If it has been more than 2 to 4 hours since ingestion, it is likely too late to induce vomiting. In this case, there are two options for treatment. One is to just start the pet on Vitamin K. Vitamin K is the "antidote" to Anticoagulant Rodenticides. The downside of this is that the medication can be expensive and may need to be given for up to 6 weeks. The other option is actually just to wait until 48 to 72 hours after ingestion and then check the PT and PTT. If the clotting times are longer than normal, then the pet will need to start on Vitamin K. If the clotting times are normal, there is a good chance that either the pet did not eat the poison or at least did not eat enough to cause symptoms. This time period is long enough that we can start to see changes in blood clotting times but before the pet actually starts bleeding.
If the pet is already showing symptoms (where ingestion is not observed), treatment will be more involved. If there has not been enough bleeding to cause anemia, we will start the pet on Vitamin K and give a plasma transfusion, which will immediately provide normal proteins to stop any further bleeding. If the pet is anemic (low red blood cell count) then a whole blood transfusion will be required. In these cases, the pet will need to stay in the hospital. In very severe cases your pet may require oxygen supplementation as well because severe anemia reduces the oxygen transportation to the organs.

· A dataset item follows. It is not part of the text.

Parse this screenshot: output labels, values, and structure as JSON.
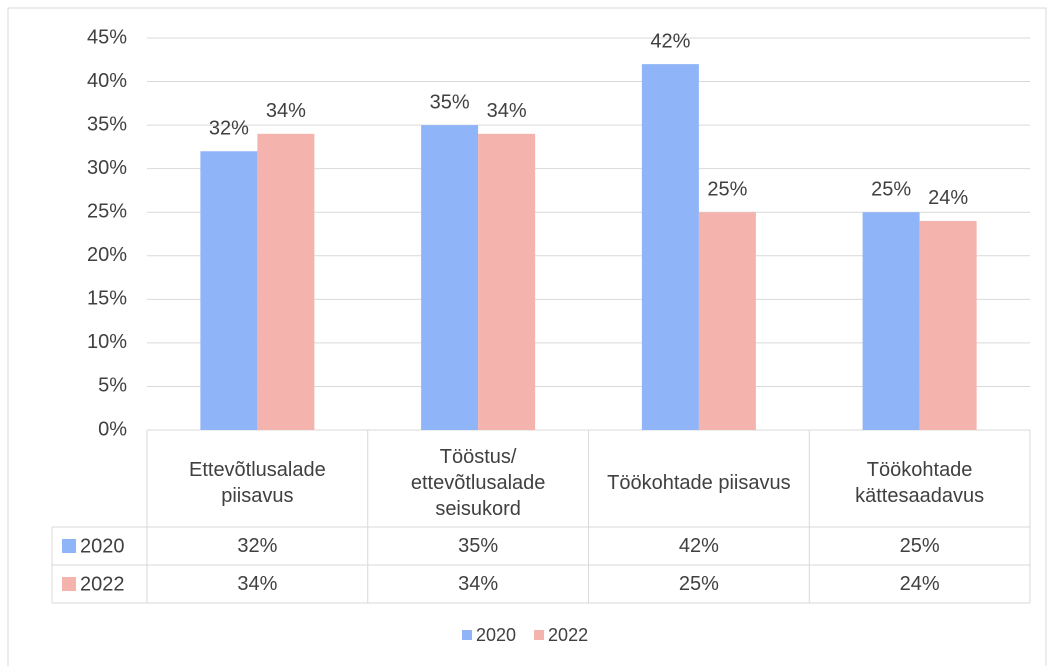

People often ask what happens if a cat or dog eats a mouse that has been poisoned. Often, if it is just one mouse, the risk of toxicity to the pet is low. However, if the pet is eating multiple mice the risk of toxicity increases. We are very lucky in Alberta that we do not have a problem with rats. Rats can actually eat enough poison to kill many rats before they will show symptoms and are therefore a higher risk to pets.
So if your pet happens to get into mouse poison, please call the hospital as soon as possible. We will advise you on the best options to save your pet's life. If possible, please bring the package in with you so that we can determine the type of poison involved.